With new laws, new threats and data breach cover-ups, 2017 was another big year for cyber security. Here are the stories everyone was talking about.
In March, a new bill introduced to the US senate highlighted the fact boards must take responsibility for cyber security. There’s no doubt the topic of cyber security came up in more boardroom meetings this year than ever before. But there’s also no doubt some continue to swerve the topic completely.
In a Microsoft’s statement following WannaCry, President and Chief Legal Officer Brad Smith accepted his employer’s role in the attack before highlighting ‘the degree to which cybersecurity has become a shared responsibility’ – and understandably so. The attack may have exploited a Microsoft vulnerability. But software patches existed. Long before the attack, people had the power to safeguard vulnerable devices.
Also on the subject of WannaCry, malware researcher Amanda Rousseau spoke of her shock on seeing how cyber attacks can determine whether someone lives or dies. She ultimately reached the same conclusion as Microsoft’s Brad Smith: cyber security must now be a responsibility shared by technology companies, employers and the people running organisations.
In a well-researched post, HBR’s Alex Blau revealed why executives underinvest in cyber security and what we can all do to help rectify the situation.
Far too often, we think of cyber security as an important issue for large organisations only – but the £60,000 fine the ICO handed out to Boomerang Video Ltd in June suggested otherwise. ‘Regardless of your size,’ said ICO enforcement manager Sally Anne Poole ‘if you are a business that handles personal information then data protection laws apply to you.’

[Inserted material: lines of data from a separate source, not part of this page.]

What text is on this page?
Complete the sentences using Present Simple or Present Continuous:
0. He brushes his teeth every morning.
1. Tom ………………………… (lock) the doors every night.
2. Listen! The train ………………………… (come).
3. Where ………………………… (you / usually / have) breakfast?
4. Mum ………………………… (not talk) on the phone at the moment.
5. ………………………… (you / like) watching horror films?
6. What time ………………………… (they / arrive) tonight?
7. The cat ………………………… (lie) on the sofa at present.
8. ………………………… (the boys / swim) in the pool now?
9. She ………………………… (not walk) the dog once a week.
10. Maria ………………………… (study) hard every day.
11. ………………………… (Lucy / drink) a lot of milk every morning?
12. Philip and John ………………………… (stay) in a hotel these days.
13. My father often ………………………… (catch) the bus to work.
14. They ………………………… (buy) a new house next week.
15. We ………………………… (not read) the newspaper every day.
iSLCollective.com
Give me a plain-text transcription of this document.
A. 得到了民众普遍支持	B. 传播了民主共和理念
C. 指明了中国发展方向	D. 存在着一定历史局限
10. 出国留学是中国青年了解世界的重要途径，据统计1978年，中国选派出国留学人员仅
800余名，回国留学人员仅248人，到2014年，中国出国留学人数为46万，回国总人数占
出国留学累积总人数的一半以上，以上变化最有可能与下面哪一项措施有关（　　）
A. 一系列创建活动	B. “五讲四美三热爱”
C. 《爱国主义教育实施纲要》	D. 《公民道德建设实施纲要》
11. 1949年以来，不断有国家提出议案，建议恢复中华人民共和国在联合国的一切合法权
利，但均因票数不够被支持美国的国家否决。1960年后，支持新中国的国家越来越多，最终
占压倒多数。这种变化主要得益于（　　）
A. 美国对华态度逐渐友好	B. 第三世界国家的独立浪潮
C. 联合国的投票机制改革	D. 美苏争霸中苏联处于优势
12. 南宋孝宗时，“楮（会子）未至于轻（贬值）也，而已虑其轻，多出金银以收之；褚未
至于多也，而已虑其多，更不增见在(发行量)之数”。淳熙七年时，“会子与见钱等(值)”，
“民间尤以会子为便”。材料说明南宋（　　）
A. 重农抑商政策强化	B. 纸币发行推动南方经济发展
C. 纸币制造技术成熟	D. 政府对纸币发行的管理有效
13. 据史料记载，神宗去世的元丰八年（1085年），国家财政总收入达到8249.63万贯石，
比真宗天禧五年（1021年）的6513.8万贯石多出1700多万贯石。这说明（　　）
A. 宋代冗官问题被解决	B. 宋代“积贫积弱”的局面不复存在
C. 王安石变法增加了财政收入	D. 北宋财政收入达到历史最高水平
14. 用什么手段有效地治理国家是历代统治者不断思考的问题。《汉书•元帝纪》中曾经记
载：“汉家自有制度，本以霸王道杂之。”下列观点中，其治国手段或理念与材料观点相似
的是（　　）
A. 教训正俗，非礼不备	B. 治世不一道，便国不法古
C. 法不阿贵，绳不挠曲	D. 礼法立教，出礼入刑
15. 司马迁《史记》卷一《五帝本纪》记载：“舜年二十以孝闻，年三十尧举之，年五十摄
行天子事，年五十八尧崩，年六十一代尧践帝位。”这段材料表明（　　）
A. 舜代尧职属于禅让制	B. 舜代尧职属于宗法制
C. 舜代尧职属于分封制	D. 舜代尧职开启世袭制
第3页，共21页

Erlend Andreas Gjære applies academic research on human fallibility to cyber security before concluding people aren’t always a hazard. When well prepared, Andreas Gjære writes, people can be as much a defence as our technology and processes.
Following an increase in scaremongering around GDPR, Elizabeth Denham published a series of posts (also see here and here) on 8 myths relating to the imminent new law. Amongst her points: fines should not be the concern, consent is not the only way to comply with GDPR and organisations better get a move on to prepare for the regulation.
WannaCry – probably the year’s biggest attack – was a category 2 level breach. Technical director of the National Cybersecurity Centre, Ian Levy, predicts a category 1 level incident is just years away. His advice to organisations wishing to prevent such an attack was clear: stop relying on off-the-shelf security solutions and instead work with people to keep data secure.
Towards the end of the year, Uber gave us a lesson in how not to deal with a data breach.
The human aspect of cyber security garnered more attention than ever in 2017, as more and more people began to see people as a potential defence. In an enlightening article for the Huffington Post, CybSafe founder Oz Alashe discusses the human biases that can can cause cyber attacks – and a simple way we can overcome them.